Having some problems while executing PseudoPipe

Q:
I would like to use Pseudopipe. But I have been having some problems while executing PseudoPipe. To test the program I used the example input files (from Caenorhabditis Elegans) which were given. I modified the env.sh. I indicated the paths to python (python2.7), blast (blastall 2.2.25) and tfasty (tfasty36). But no pseudogenes were found when I executed the command which is shown below. I added a screenshot of the error as attachment. Could you give me some guidance to solve this problem?

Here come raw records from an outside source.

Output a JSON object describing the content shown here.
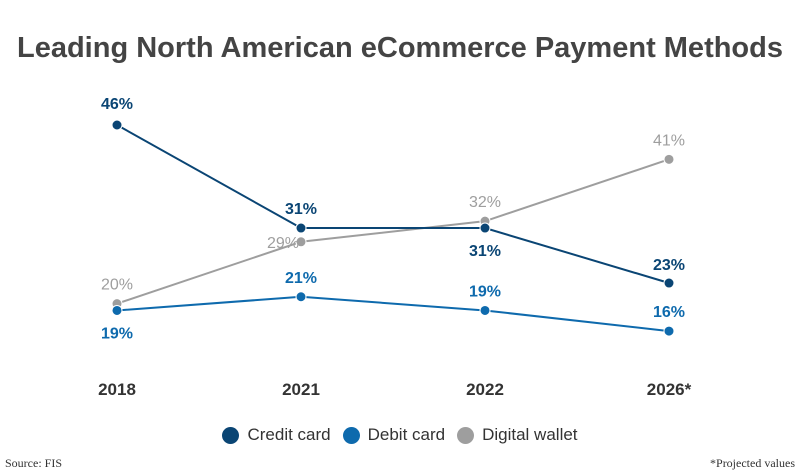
{
  "chart_data": {
    "type": "line",
    "title": "Leading North American eCommerce Payment Methods",
    "categories": [
      "2018",
      "2021",
      "2022",
      "2026*"
    ],
    "series": [
      {
        "name": "Credit card",
        "values": [
          46,
          31,
          31,
          23
        ],
        "labels": [
          "46%",
          "31%",
          "31%",
          "23%"
        ],
        "color": "#0a4574"
      },
      {
        "name": "Debit card",
        "values": [
          19,
          21,
          19,
          16
        ],
        "labels": [
          "19%",
          "21%",
          "19%",
          "16%"
        ],
        "color": "#0e6aad"
      },
      {
        "name": "Digital wallet",
        "values": [
          20,
          29,
          32,
          41
        ],
        "labels": [
          "20%",
          "29%",
          "32%",
          "41%"
        ],
        "color": "#9e9e9e"
      }
    ],
    "unit": "%",
    "grid": false,
    "legend": "bottom"
  },
  "footer": {
    "source": "Source: FIS",
    "note": "*Projected values"
  }
}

The command that I am using is:
./pseudopipe.sh ~/pgenes/ppipe_output/caenorhabditis_elegans_62_220a ~/pgenes/ppipe_input/caenorhabditis_elegans_62_220a/dna/dna_rm.fa ~/pgenes/ppipe_input/caenorhabditis_elegans_62_220a/dna/Caenorhabditis_elegans.WS220.62.dna.chromosome.I.fa ~/pgenes/ppipe_input/caenorhabditis_elegans_62_220a/pep/Caenorhabditis_elegans.WS220.62.pep.fa ~/pgenes/ppipe_input/caenorhabditis_elegans_62_220a/mysql/chrI_exLocs 0

I downloaded PseudoPipe from:
http://www.pseudogene.org/pseudopipe/

A:
The reason you are not getting any output is because you need to use fasta-35.1.5 (tfasty35). The newer versions of the fasta (e.g. tfasty36) have a different output format that cannot be processed by the downstream programs in our pipeline. We are currently working on updating and improving the pipeline, but for the time being please do use tfasty35.